# Suggest me a digital camera fast ... i want to purchase it in next 2 hours..so help



## arunks (Aug 25, 2007)

Which one is better

Sony cybershot w35, sony cybershot S650 or canon powershot A550?????????????????




Plz tell me fast ...i wanna purchase it in next 2 hours...


----------



## Ganeshkumar (Aug 25, 2007)

I saw a model Sony T100... I like it overall.... plus it has zoom function during movie mode tooo...

Have a look at  that b4 buying.. I think it arnd 16K a few months back.... And wat is ur Budget?


----------



## arunks (Aug 25, 2007)

hey i have bought today SOny cybershot W80...

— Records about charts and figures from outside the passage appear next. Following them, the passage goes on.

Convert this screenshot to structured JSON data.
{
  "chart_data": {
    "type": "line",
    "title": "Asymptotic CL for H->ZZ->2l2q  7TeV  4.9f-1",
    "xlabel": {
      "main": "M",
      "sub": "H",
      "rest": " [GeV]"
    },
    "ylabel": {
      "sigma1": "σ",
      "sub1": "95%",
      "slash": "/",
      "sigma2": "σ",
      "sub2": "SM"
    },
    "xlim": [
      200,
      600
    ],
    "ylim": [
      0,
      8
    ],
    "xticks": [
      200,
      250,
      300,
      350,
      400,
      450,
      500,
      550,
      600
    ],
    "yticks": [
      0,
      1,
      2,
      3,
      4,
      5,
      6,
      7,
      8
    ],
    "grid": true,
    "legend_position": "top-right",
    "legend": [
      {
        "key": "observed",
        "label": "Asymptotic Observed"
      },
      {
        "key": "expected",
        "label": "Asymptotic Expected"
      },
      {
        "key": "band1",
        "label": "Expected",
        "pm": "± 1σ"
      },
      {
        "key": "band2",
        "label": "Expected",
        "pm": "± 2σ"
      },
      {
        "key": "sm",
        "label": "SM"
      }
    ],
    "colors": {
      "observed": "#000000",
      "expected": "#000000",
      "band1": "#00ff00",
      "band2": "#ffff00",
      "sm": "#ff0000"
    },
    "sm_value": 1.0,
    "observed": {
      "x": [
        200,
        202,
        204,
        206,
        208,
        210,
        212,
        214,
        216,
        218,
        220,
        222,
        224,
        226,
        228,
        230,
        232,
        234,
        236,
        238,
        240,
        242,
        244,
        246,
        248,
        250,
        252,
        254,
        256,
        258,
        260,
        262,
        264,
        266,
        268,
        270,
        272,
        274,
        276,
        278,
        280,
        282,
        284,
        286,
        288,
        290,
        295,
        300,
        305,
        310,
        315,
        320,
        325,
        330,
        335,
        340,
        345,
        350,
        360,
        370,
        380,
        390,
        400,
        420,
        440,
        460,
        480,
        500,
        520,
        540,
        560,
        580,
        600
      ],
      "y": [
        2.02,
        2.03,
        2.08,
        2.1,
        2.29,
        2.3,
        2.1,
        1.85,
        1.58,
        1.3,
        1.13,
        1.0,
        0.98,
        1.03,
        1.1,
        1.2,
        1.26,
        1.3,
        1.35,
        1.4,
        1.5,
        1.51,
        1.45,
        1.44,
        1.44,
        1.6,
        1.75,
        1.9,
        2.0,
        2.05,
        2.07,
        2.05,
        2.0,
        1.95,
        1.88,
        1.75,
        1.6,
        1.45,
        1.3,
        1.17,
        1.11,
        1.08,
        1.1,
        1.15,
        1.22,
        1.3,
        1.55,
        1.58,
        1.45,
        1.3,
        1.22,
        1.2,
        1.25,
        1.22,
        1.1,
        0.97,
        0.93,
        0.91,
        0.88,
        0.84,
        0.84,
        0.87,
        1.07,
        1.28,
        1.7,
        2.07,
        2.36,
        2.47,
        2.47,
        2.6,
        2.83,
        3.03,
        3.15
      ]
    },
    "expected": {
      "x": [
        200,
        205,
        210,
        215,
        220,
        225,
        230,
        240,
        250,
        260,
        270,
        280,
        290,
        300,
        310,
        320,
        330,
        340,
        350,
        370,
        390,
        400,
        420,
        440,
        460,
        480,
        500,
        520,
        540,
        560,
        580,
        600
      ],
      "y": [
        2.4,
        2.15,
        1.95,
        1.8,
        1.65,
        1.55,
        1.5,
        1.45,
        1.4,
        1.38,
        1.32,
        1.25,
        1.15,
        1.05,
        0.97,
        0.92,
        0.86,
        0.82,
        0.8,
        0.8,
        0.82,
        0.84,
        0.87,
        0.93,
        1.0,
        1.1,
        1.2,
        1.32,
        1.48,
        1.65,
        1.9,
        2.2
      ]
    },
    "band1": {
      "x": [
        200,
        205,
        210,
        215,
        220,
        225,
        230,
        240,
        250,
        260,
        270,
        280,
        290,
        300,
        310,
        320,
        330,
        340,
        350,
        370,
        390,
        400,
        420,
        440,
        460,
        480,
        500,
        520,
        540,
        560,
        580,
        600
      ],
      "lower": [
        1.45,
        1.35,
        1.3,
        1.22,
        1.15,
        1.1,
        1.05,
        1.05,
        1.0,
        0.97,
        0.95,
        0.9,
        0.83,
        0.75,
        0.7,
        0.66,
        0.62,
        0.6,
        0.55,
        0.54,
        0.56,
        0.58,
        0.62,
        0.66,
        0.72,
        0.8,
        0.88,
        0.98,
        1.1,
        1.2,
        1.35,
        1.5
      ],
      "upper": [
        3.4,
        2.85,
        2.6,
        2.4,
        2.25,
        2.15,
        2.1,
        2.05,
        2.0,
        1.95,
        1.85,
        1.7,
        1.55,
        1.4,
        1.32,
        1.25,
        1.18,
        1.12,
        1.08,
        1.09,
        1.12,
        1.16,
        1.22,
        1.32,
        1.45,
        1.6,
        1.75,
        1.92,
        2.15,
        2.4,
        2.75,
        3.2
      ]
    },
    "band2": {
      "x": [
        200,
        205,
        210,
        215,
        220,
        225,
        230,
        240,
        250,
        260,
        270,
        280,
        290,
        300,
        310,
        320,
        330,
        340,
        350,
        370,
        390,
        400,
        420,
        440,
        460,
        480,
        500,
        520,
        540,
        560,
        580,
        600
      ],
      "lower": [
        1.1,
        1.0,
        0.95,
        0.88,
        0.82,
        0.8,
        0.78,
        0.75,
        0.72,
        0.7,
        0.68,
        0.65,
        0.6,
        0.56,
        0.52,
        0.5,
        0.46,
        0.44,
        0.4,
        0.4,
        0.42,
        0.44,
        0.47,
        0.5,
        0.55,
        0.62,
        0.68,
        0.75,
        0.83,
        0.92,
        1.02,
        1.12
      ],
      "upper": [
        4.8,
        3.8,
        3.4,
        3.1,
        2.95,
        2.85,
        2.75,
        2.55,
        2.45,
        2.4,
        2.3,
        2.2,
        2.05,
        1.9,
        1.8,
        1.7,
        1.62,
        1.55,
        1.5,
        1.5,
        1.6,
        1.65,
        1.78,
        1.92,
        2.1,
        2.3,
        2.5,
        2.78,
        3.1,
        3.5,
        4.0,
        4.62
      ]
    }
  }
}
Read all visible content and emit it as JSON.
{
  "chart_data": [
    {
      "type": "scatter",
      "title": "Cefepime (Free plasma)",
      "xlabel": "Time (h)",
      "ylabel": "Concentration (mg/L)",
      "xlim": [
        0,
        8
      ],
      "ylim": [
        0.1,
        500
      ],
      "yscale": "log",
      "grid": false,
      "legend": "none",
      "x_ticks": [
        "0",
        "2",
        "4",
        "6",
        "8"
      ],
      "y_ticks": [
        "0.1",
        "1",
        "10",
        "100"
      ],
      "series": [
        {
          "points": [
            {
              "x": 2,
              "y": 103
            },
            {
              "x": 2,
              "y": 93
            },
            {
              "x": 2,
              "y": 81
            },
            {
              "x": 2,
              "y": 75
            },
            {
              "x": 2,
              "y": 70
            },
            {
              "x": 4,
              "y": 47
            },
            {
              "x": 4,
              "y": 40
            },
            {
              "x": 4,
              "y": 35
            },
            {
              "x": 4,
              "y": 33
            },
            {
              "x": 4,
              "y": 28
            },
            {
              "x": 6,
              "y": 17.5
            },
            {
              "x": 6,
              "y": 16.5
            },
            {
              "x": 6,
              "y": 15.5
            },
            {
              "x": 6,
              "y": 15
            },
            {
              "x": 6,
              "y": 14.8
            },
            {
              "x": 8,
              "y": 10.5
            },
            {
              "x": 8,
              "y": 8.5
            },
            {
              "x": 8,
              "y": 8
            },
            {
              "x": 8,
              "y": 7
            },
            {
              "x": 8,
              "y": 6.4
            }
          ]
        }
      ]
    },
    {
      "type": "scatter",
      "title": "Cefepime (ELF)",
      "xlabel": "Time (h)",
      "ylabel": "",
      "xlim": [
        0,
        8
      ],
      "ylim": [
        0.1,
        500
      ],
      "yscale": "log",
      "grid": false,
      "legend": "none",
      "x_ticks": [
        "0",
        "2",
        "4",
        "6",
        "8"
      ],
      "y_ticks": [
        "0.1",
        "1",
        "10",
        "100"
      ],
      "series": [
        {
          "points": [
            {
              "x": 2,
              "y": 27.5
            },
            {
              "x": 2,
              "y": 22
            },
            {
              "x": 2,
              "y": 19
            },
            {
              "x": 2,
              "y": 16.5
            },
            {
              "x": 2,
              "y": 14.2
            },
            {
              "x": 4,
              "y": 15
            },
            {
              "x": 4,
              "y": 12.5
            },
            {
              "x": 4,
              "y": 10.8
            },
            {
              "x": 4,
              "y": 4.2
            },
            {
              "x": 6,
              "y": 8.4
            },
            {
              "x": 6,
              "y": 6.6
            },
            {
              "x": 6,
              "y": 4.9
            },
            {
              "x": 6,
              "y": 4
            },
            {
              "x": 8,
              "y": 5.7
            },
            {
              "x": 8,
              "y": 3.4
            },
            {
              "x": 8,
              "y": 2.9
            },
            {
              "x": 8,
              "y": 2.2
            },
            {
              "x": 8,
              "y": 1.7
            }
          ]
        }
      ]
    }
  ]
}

is this good option bought by me...??

what is its current price in market according to u...

i Have got 1GB card and 3 year warranty...

i have bought it at Rs.15000 including taxes and also including sony carry case for camera..
is this good deal or not???/

hey also tell me when i will make movie or video through my w80 then audio will be also there or not?????/

i mean without audio there is nothing good in video

so plz telll me fast


----------



## blueshift (Aug 25, 2007)

Yes ofcourse u 'll have audio too.


----------



## dOm1naTOr (Aug 25, 2007)

as uve already bought it, why dun u check it yourself?
Also pls post some nice pics?.


----------



## arunks (Aug 25, 2007)

thank you..actually i have just come home and before using it in my hand I logged in here in this forum as I like this forum very much..

But guys U havnt told me anything about price... plz tell me is this a good deal or not..what is its price in other cities


----------



## dOm1naTOr (Aug 25, 2007)

Same was the case bout me when i bought both of my PCs.
btw i dunno the price of dat cam.


----------



## Sylar (Aug 25, 2007)

*Re: Suggest me a digital camera fast ... i want to purchase it in next 2 hours..so he*

was there any particular reason for the hurry in buying the camera??  You could have waited for more suggestions to consider in this thread..

Well there were the Canon A570 IS & A710 IS both 7 megapixels and arnd the 15-16k mark.. Also the A570 IS has a 4x optical zoom n the A710 has a 6x optical and from my experience i've found that optical Image Stabilization of Canon is better than Sony's, though how much u notice it depends on ur usage..

Anyway congrats on ur purchase..

Btw Sony W80 is arnd 14.5k @ jjmehta along with a 1GB card... *www.jjmehta.com/pricelist/sony_handycam_pricing.htm


----------